Lopes Mark William, Lopes Samantha Cristiane, Costa Ana Paula, Gonçalves Filipe Marques, Rieger Débora Kurrle, Peres Tanara Vieira, Eyng Helena, Prediger Rui Daniel, Diaz Alexandre Paim, Nunes Jean Costa, Walz Roger, Leal Rodrigo Bainy
Programa de Pós-graduação em Bioquímica, Departamento de Bioquímica, Centro de Ciências Biológicas, Universidade Federal de Santa Catarina, Florianópolis, SC, Brazil.
Programa de Pós-graduação em Farmacologia, Departamento de Farmacologia, Centro de Ciências Biológicas, Universidade Federal de Santa Catarina, Florianópolis, SC, Brazil.
Neurochem Int. 2015 Aug;87:22-33. doi: 10.1016/j.neuint.2015.05.003. Epub 2015 May 14.
Disturbances in glutamatergic transmission and signaling pathways have been associated with temporal lobe epilepsy (TLE) in humans.

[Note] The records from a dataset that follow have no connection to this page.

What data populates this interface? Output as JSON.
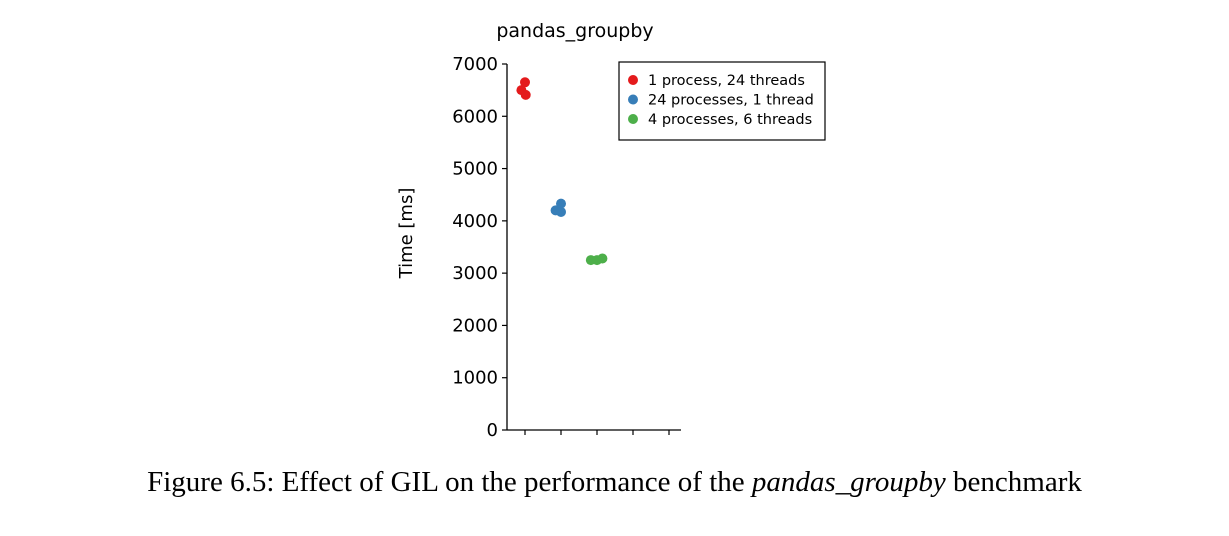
{
  "chart_data": {
    "type": "scatter",
    "title": "pandas_groupby",
    "ylabel": "Time [ms]",
    "xlabel": "",
    "ylim": [
      0,
      7000
    ],
    "yticks": [
      0,
      1000,
      2000,
      3000,
      4000,
      5000,
      6000,
      7000
    ],
    "xtick_count": 5,
    "grid": false,
    "legend_position": "top-right",
    "series": [
      {
        "name": "1 process, 24 threads",
        "color": "#e41a1c",
        "points": [
          {
            "group": 0,
            "jitter": -0.1,
            "y": 6500
          },
          {
            "group": 0,
            "jitter": 0.0,
            "y": 6650
          },
          {
            "group": 0,
            "jitter": 0.02,
            "y": 6410
          }
        ]
      },
      {
        "name": "24 processes, 1 thread",
        "color": "#377eb8",
        "points": [
          {
            "group": 1,
            "jitter": -0.15,
            "y": 4200
          },
          {
            "group": 1,
            "jitter": 0.0,
            "y": 4330
          },
          {
            "group": 1,
            "jitter": 0.0,
            "y": 4170
          }
        ]
      },
      {
        "name": "4 processes, 6 threads",
        "color": "#4daf4a",
        "points": [
          {
            "group": 2,
            "jitter": -0.17,
            "y": 3250
          },
          {
            "group": 2,
            "jitter": 0.0,
            "y": 3250
          },
          {
            "group": 2,
            "jitter": 0.15,
            "y": 3280
          }
        ]
      }
    ]
  },
  "caption": {
    "prefix": "Figure 6.5: Effect of GIL on the performance of the ",
    "emphasis": "pandas_groupby",
    "suffix": " benchmark"
  }
}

However, the profile of these alterations within specific regions of the hippocampus and cerebral cortex has not yet been examined. The pilocarpine model in rodents reproduces the main features of TLE in humans. The present study aims to characterize specific alterations of the glutamatergic transmission and signaling pathways in the dorsal (DH) and ventral hippocampus (VH) and temporal cortex (Ctx) of male adult Wistar rats 60 days after pilocarpine treatment (chronic period). The western blotting analyzes show a decrease of AMPA glutamate receptor subunit (GluA1)-Ser(845) phosphorylation; reduction of ERK1 and PKA activity; up-regulation of GFAP and down-regulation of the glutamate transporter EAAT2 expression in the DH. In contrast, in the VH it was observed a decrease of GluA1-Ser(831) phosphorylation and JNKp54 and PKC activity. In the Ctx, only ERK1 phosphorylation/activity decreased. The level of GluA1-Ser(845) phosphorylation and PKA activity (DH) and the level of GluA1-Ser(831) phosphorylation and PKC activity (VH) appear to be correlated, respectively. These findings suggest a differential imbalance of the signaling pathways involved in the site-specific phosphorylation of AMPA receptor in the hippocampus. Furthermore, we suggest that dorsal hippocampus is probably more susceptible to the impairment of glutamate uptake and gliose, since only this area displayed a significant decrease of EAAT2 and increment of GFAP. Taken together, our study suggests that specific neurochemical alterations take place in hippocampal sub regions. This approach may be valuable for understanding the onset of seizures and the alterations of neuronal excitability in specific regions and may help to establish therapeutic targets for treatment of this neuropathology.
谷氨酸能传递和信号通路的紊乱与人类颞叶癫痫(TLE)有关。然而,尚未对海马体和大脑皮层特定区域内这些改变的情况进行研究。啮齿动物的毛果芸香碱模型再现了人类TLE的主要特征。本研究旨在描述毛果芸香碱治疗60天后(慢性期)雄性成年Wistar大鼠背侧海马体(DH)、腹侧海马体(VH)和颞叶皮质(Ctx)中谷氨酸能传递和信号通路的特定改变。蛋白质免疫印迹分析显示,DH中AMPA谷氨酸受体亚基(GluA1)-Ser(845)磷酸化水平降低;ERK1和PKA活性降低;GFAP上调,谷氨酸转运体EAAT2表达下调。相比之下,在VH中观察到GluA1-Ser(831)磷酸化以及JNKp54和PKC活性降低。在Ctx中,只有ERK1磷酸化/活性降低。GluA1-Ser(845)磷酸化水平和PKA活性(DH)以及GluA1-Ser(831)磷酸化水平和PKC活性(VH)似乎分别相关。这些发现表明,海马体中参与AMPA受体位点特异性磷酸化的信号通路存在差异失衡。此外,我们认为背侧海马体可能更容易受到谷氨酸摄取和神经胶质损伤的影响,因为只有该区域显示出EAAT2显著降低和GFAP增加。综上所述,我们的研究表明海马体亚区域发生了特定的神经化学改变。这种方法对于理解癫痫发作的起始以及特定区域神经元兴奋性的改变可能具有重要价值,并且可能有助于建立针对这种神经病理学的治疗靶点。